Nachruf

Habsburger-Biograph: Historiker Weissensteiner ist tot

Friedrich Weissensteiner, Historiker, Schuldirektor in Döbling, Autor etlicher Bücher, ist 95-jährig gestorben.

Wenn jetzt anlässlich der Affäre um den Film „Corsage“ die Habsburger wieder einmal ins Gerede kommen, fällt Geschichtsinteressierten wohl der Historiker Friedrich Weissensteiner ein: Er hat etwa in „Frauen auf Habsburgs Thron“ (erschienen 1998) Sisi als egozentrische, narzisstische Frau beschrieben, die ihre Pflichten vernachlässigt habe und „keine Kaiserin“ gewesen sei: „Sie führte nur diesen Titel.“

Solche pointierten Urteile konnte sich Weissensteiner erlauben, weil er seine Pflichten als Historiker nie vernachlässigte.

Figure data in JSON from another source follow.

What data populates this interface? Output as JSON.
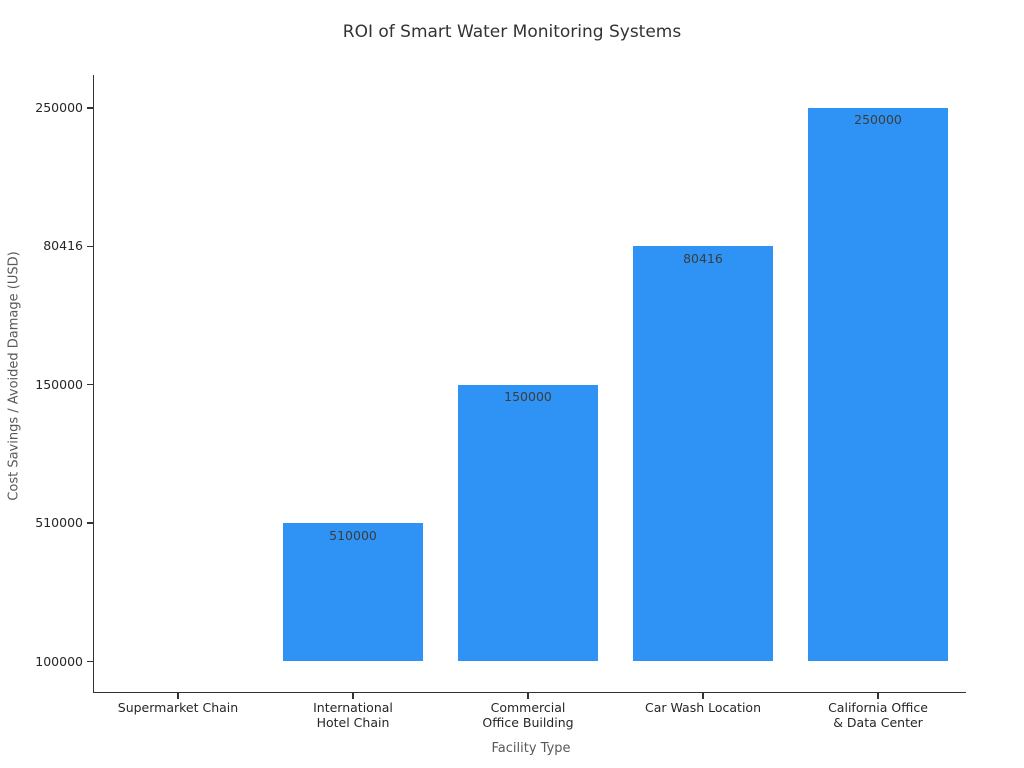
{
  "chart_data": {
    "type": "bar",
    "title": "ROI of Smart Water Monitoring Systems",
    "xlabel": "Facility Type",
    "ylabel": "Cost Savings / Avoided Damage (USD)",
    "categories": [
      "Supermarket Chain",
      "International\nHotel Chain",
      "Commercial\nOffice Building",
      "Car Wash Location",
      "California Office\n& Data Center"
    ],
    "values": [
      100000,
      510000,
      150000,
      80416,
      250000
    ],
    "bar_value_labels": [
      "",
      "510000",
      "150000",
      "80416",
      "250000"
    ],
    "ytick_labels_bottom_to_top": [
      "100000",
      "510000",
      "150000",
      "80416",
      "250000"
    ],
    "layout_hints": {
      "grid": false,
      "legend": false,
      "y_axis_type": "categorical-in-data-order",
      "note": "y ticks evenly spaced in the order values appear, not sorted numerically; Supermarket Chain bar has zero height at baseline 100000 and shows no value label"
    },
    "colors": {
      "bar": "#2f93f5",
      "title_text": "#333333",
      "tick_label_text": "#262626",
      "axis_label_text": "#595959",
      "spine": "#333333",
      "bar_label_text": "#3d3d3d"
    }
  }
}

Er blieb stets seriös, bei aller Freude am Originellen. Und an Originalen, wie der „roten Erzherzogin“ Elisabeth Petznek, dem einzigen Kind des Kronprinzen Rudolf: Sie war in der Republik aktive Sozialdemokratin, öffnete den Garten von Schloss Schönau für die armen Arbeiterkinder der Umgebung, verkaufte Nelken am Ersten Mai.

Der in Großpertholz im Waldviertel aufgewachsene Weissensteiner, dessen eigene politische Sympathie der Sozialdemokratie galt, widmete Monografien auch dem „verhinderten Herrscher“ Franz Ferdinand und dem Erzherzog Johann Salvator („Ein Aussteiger aus dem Kaiserhaus“), er schrieb über die Söhne und die Töchter Maria Theresias und die Frauen im Leben Kaiser Franz Josephs, nur zum Beispiel. Wichtig war ihm stets das kulturelle Umfeld. Das merkte man auch den von ihm verfassten Schulbüchern an, in die er etwa Ausschnitte aus Egon Friedells „Kulturgeschichte der Neuzeit“ aufnahm.

Gar nicht nur nebenbei leitete Friedrich Weissensteiner, AHS-Lehrer für Geschichte und Englisch, von 1974 bis 1987 das Döblinger Gymnasium in der Gymnasiumstraße: ein Direktor, der seine Schüler nie vergessen ließ, dass er von ihnen einiges verlangte, sie dafür aber respektierte. Auch sie gedenken jetzt des sein Leben lang produktiven Historikers, der 95-jährig in Wien gestorben ist.